Todas estas circunstancias constituyen en sí mismas un factor de riqueza en su labor de traducción: la cifra de una originalidad y la solvencia de una práctica. Pero Marcelo Cohen sumaba a esa tradición vernácula que ya estaba en el oficio de traductor de los escritores argentinos (Borges, Walsh, Wilcock, con ecos de W. H. Hudson y Gombrowicz), la selección de obras periféricas con respecto al núcleo duro del canon. A partir de cierto punto en su relación con la industria editorial, según su propio relato, fue capaz de trabajar sobre obras que él mismo proponía; de esa manera fue componiendo un universo literario poblado por heterodoxos, raros, difíciles y marginales, en el que respira parte de la literatura más arriesgada e interesante del siglo XX: James Purdy, Clarice Lispector, Raymond Roussel, Al Alvarez, Philip Larkin, Mark Strand, John Ashbery, William Burroughs, Budd Schulberg, Chris Kraus, Gene Wolf, China Mieville, Teju Cole…

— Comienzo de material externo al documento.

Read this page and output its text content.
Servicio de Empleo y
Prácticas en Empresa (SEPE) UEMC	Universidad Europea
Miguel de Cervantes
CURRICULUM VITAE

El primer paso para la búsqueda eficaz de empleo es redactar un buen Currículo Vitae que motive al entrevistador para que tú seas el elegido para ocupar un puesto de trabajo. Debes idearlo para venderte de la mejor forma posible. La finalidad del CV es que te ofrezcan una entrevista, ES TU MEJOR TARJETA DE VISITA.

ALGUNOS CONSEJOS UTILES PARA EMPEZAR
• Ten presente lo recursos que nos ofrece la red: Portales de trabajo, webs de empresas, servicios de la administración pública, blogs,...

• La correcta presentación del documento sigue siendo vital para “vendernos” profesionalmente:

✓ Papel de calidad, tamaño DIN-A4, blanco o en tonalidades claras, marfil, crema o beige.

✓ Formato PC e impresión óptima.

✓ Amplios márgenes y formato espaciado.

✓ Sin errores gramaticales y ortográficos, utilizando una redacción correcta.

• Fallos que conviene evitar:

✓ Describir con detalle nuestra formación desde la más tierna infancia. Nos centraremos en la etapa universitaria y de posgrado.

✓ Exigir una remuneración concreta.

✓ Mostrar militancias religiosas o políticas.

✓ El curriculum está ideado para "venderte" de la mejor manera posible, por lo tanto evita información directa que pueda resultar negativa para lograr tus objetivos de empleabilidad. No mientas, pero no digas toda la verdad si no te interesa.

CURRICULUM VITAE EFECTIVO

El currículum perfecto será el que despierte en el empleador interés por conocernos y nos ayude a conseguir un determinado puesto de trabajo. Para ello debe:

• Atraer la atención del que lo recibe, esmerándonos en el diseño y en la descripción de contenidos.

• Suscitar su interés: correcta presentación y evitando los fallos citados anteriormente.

Su uso del castellano fue una ponderada apertura hacia las confluencias que enriquecen la lengua y multiplican sus resonancias
Su libro El fin de lo mismo (1992) y su traducción del Locus Solus de Roussel serían suficientes para situar a Marcelo Cohen entre los escritores más importantes en la historia reciente de la lengua. Fogwill, cuya inteligencia era un radar casi infalible, lo vio claro y lo vio al instante; pero Marcelo Cohen, como recuerdan sus más cercanos colegas, era poco dado al elogio hiperbólico. Fue escritor (novelista, cuentista y ensayista), traductor (de narrativa y de poesía), crítico (literario y musical, destacadamente), editor (de revistas culturales de referencia) y mentor de varias generaciones de jóvenes escritores y críticos argentinos, tarea esta última a la que se entregó con el más sincero interés y la mayor generosidad desde Otra Parte, la revista que fundó junto a Graciela Speranza. Las crónicas de su entierro en el Cementerio Británico de Buenos Aires, hace ahora tres meses, dan cuenta de una admiración y un cariño profundos y transversales.